Key words: skeletal muscle, glycine, arginine, ergogenic aid, high intensity exercise, performance enhancement

Date: Aug 2000

Category: 12.Sports

Type: Article

Author: Dr M Draper


Creatine and Exercise Performance


Creatine is crucial for energy flow within skeletal muscle. It can be synthesised from glycine, arginine and a suitable methylated group such as methionine1. For a 70kg man, a non-vegetarian diet (that includes meat or fish) contributes about 1gm of creatine per day of the 2gms that is required to replace that lost mainly as creatinine from the kidney. Vegetarians synthetise their creatine in kidney, liver and pancreas and have lower levels in their muscles. The total creatine pool (Cr.tot) of 120 gms is 95% located in skeletal muscle (24-40 micromol/gm). Around 30% is in free form (Cr.f) and 70% as phosphocreatine (Cr.phos). Creatine levels are not affected by short term training or gender.

In a 100 metre sprint it is estimated that 50% of the ATP is via Cr.phos and 50% from anaerobic glycogen breakdown (< 5% from aerobic glycogen)2. The Cr.phos derived ATP is most important for the first few seconds of muscle contraction and after 20 secs of exercise Cr.phos levels fall to aprox 20% of resting levels3 However, regenesis allows repeated high intensity activity.

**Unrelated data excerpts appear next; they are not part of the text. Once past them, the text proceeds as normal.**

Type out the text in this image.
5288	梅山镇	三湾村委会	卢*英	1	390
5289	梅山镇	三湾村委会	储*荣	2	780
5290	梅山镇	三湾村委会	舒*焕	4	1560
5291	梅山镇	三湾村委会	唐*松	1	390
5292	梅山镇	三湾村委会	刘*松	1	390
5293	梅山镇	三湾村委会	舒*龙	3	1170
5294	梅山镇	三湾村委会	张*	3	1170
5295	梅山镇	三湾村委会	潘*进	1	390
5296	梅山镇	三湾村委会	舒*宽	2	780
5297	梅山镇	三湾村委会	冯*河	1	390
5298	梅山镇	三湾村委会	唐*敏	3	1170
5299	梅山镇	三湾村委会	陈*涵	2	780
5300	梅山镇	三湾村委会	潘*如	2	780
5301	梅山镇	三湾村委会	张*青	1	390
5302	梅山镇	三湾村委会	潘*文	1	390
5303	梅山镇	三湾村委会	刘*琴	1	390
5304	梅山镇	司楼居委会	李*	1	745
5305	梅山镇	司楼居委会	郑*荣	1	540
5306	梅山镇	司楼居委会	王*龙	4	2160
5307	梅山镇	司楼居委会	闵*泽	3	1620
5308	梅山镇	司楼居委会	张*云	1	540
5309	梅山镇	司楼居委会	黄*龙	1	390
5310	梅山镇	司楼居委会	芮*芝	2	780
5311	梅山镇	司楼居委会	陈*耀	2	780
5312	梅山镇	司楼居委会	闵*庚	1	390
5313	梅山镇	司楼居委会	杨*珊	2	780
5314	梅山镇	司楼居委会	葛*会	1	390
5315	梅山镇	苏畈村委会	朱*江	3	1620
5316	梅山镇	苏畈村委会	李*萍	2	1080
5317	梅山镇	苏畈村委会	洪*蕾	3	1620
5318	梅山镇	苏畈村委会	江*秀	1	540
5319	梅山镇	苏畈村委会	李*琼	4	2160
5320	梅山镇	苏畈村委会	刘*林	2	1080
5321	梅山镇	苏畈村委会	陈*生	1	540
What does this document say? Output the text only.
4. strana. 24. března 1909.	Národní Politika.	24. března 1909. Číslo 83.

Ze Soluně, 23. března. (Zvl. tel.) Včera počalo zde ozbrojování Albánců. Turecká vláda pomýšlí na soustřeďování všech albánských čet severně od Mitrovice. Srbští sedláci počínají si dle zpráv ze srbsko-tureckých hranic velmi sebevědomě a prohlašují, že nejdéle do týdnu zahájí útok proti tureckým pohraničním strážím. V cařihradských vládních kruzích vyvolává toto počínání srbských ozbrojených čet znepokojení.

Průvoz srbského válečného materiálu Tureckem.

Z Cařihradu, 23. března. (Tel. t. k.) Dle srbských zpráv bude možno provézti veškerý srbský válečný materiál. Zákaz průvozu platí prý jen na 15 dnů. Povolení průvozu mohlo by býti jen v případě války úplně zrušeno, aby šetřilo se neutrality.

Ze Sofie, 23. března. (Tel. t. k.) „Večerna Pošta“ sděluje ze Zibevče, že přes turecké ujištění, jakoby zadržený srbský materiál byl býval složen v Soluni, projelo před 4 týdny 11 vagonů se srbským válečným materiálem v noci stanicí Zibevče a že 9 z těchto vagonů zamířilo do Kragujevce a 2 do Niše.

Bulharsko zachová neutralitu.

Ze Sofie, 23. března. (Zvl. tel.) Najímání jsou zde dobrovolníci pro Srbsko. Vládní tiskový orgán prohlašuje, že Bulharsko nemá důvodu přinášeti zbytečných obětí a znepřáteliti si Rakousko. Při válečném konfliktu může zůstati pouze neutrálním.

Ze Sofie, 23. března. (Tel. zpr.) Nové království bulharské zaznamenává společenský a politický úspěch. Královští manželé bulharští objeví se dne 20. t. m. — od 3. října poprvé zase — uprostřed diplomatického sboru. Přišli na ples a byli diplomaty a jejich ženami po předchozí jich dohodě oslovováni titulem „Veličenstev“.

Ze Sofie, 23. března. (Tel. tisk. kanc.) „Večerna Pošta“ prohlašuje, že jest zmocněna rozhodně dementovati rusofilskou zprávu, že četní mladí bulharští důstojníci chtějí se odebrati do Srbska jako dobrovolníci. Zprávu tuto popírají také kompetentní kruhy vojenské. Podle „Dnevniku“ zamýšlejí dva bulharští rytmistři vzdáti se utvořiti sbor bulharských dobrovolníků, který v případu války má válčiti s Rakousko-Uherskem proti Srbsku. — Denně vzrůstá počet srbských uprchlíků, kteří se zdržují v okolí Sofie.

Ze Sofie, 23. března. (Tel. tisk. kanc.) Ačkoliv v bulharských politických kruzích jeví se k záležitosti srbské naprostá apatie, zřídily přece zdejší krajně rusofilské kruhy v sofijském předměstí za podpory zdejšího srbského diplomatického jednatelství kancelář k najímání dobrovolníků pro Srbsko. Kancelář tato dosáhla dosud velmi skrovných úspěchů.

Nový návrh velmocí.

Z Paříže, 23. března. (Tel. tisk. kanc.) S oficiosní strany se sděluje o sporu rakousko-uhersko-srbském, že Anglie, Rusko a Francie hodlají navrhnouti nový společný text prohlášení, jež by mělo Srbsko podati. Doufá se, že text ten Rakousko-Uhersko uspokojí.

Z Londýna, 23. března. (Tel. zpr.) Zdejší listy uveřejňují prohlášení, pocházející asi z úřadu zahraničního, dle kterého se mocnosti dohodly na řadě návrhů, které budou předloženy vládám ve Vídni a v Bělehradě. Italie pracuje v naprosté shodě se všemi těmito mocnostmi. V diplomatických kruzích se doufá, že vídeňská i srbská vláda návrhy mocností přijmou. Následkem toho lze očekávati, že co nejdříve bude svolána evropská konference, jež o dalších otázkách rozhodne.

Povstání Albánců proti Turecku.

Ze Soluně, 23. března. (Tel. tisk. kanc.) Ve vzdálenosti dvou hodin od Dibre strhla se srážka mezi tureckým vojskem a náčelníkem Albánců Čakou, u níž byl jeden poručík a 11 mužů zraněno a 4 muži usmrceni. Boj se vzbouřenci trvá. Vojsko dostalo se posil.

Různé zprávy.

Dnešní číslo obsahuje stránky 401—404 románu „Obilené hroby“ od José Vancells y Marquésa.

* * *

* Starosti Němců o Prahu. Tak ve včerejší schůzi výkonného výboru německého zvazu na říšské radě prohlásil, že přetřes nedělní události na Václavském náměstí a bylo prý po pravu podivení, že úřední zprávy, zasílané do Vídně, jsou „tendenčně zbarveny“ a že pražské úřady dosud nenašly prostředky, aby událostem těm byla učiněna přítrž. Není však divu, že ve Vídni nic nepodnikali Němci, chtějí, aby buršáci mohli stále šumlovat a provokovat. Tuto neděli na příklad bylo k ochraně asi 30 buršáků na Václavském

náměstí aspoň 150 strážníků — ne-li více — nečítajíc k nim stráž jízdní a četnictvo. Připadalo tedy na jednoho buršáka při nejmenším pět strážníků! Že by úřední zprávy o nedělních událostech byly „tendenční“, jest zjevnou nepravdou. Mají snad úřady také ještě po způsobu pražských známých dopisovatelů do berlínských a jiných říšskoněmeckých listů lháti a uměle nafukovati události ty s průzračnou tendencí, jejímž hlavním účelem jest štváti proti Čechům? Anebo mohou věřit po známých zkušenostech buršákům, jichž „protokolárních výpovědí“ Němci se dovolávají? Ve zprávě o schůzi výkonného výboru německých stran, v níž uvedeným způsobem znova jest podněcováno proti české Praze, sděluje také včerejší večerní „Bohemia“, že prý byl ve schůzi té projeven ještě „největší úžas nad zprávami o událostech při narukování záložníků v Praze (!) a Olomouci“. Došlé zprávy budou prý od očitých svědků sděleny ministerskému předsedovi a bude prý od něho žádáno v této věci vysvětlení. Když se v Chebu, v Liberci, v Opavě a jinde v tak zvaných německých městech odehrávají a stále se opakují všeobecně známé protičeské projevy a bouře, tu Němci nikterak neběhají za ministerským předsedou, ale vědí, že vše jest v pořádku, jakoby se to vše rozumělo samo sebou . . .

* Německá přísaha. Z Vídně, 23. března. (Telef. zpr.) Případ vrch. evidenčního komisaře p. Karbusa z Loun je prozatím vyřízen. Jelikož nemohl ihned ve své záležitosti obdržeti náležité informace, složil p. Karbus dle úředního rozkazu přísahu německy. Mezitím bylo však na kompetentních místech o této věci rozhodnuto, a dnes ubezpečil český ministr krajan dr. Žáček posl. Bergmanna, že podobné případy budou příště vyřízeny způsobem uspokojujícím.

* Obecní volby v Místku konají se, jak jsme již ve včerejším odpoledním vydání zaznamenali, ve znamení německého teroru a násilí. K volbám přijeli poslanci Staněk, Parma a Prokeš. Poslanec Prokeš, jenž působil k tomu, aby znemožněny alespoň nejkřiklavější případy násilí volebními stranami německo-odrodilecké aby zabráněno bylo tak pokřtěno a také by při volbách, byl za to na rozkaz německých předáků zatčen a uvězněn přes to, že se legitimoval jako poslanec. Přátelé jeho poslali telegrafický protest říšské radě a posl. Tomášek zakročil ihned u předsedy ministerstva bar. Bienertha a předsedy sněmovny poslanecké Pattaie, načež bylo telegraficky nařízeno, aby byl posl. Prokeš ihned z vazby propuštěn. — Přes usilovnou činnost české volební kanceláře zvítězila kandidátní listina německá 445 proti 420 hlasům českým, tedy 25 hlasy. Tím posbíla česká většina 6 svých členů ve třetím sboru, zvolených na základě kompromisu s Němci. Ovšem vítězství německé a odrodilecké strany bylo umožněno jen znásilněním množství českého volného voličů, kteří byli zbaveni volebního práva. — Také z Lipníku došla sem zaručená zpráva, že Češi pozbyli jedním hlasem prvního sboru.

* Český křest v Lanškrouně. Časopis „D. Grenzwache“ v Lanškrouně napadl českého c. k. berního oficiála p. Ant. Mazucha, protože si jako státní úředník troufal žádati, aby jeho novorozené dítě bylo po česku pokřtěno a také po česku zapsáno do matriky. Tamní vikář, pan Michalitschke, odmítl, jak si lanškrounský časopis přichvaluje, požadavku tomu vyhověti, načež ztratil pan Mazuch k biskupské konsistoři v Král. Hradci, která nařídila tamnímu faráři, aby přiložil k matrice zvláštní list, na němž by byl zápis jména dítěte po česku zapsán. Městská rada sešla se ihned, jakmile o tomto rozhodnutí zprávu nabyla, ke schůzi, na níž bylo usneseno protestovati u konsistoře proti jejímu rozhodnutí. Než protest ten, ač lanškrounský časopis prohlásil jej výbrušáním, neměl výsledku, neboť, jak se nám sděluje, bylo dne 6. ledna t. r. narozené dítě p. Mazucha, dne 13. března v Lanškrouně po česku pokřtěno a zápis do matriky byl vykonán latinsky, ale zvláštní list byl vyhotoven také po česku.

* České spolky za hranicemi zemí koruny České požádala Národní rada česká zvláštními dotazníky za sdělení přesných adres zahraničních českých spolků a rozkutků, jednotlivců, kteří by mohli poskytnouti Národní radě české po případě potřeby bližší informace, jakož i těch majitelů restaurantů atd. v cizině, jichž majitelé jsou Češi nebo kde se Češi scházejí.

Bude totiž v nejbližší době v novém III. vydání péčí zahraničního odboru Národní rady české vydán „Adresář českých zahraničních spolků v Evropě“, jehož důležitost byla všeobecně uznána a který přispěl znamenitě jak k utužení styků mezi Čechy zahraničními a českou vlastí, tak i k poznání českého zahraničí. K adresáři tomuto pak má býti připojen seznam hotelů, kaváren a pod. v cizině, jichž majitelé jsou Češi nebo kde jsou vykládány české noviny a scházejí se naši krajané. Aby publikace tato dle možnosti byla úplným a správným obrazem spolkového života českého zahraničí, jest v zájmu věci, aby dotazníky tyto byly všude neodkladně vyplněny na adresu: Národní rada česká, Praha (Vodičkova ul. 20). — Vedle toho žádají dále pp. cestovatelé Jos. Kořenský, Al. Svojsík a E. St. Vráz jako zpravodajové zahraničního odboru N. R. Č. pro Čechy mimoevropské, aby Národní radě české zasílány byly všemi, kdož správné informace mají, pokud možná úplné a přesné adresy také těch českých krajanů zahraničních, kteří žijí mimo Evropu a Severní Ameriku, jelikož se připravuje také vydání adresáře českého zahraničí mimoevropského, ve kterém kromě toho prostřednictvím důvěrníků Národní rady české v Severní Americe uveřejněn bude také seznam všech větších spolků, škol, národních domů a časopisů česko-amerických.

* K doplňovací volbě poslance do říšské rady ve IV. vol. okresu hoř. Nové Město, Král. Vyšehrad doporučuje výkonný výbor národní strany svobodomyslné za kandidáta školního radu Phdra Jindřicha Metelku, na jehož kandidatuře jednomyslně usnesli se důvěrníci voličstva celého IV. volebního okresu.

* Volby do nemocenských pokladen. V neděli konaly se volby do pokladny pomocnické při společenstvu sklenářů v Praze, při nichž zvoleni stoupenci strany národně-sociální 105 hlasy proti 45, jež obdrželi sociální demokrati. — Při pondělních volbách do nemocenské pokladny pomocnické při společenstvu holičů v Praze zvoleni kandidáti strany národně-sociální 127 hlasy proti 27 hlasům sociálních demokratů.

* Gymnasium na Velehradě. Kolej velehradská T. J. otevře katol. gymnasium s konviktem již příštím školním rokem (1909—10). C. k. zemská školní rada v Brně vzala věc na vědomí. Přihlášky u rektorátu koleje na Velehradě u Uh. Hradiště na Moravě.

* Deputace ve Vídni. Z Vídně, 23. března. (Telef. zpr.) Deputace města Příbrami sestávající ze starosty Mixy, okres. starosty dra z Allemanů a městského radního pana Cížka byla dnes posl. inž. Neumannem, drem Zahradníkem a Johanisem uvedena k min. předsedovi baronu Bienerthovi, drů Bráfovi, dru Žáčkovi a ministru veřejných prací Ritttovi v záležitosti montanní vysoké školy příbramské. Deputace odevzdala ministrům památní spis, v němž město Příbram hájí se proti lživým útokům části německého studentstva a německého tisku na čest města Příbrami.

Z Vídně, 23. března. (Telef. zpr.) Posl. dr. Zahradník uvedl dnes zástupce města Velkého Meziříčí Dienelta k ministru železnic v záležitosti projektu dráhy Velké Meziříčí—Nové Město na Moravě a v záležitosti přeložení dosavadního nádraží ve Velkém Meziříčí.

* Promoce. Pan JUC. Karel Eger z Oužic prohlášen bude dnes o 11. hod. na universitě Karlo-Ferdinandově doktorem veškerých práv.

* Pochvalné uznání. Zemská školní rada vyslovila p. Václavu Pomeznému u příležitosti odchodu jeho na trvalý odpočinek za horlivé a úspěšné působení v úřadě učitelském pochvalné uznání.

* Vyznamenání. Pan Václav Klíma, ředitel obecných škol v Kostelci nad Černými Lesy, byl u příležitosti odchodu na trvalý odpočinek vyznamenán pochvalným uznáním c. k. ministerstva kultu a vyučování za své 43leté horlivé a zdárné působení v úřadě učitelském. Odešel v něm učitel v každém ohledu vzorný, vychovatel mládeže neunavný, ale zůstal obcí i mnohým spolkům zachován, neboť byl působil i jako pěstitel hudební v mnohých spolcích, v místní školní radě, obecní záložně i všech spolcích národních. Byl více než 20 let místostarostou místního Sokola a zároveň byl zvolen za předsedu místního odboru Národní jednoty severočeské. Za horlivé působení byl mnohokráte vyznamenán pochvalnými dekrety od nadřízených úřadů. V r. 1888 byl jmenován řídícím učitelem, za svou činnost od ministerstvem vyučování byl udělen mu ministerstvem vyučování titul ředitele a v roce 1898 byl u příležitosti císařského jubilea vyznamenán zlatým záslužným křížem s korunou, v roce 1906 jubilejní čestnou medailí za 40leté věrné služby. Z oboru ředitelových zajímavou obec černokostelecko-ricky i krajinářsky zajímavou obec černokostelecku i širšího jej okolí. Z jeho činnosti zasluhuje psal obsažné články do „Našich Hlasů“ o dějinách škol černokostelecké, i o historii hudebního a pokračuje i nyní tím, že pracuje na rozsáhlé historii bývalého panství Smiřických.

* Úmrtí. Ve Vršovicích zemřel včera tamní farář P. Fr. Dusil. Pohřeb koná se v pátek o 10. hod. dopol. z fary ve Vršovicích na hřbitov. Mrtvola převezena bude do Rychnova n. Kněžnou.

Is muscle creatine increased by oral supplementation?

Creatine Monohydrate 20 gms daily (4 x 5gms ie approx 0.3gms/kg body mass) for 5-6 days can raise the Cr.tot to 127-149 mmol/kg of dry muscle (controls < 122mmol/kg).(4 ) and there is unpublished data that lower intakes (3gms/day) for 14 and 30days can increase levels to 132 and 142 mmol/kg respectively. If the availability of Cr.phos is a performance limiting factor for intense, fatiguing short lasting activity then these raised levels should improve performance (a true ergogenic aid). Krieder5 postulates the ATP turnover from Cr.phos would be higher for repeated bouts of high-intensity exercise if the levels of Cr.tot and Cr.phos were initially higher and that Cr.phos resynthesis would also be increased. There may also be a delay in onset of muscle fatigue and quicker recovery.

Does creatine supplementation improve performance?

The answer, initially, would appear to be "Yes" from various laboratory studies reviewed by Williams6. For example, Balsom7 showed higher pedalling frequency in ten 6 second periods when subjects who had taken placebo were compared with creatine subjects. However, a critical review by Mujika and Padilla8 concluded that the laboratory studies usually had untrained subjects. The limited scientific data concerning highly trained athletes performing single competition-like tasks also indicates that this type of population does not benefit from creatine supplementation.

A similiar criticism of the design and analysis of research on sport performance enhancement9 concludes that laboratory or field tests should not be extrapolated to elite athletes in competitive events. Perhaps the short term benefit seen in an experimental setting would not be borne out with longer term use, when chronic supplementation may interfere with the normal homoeostatic mechanisms and down regulate the biosynthesis of endogenous creatine10.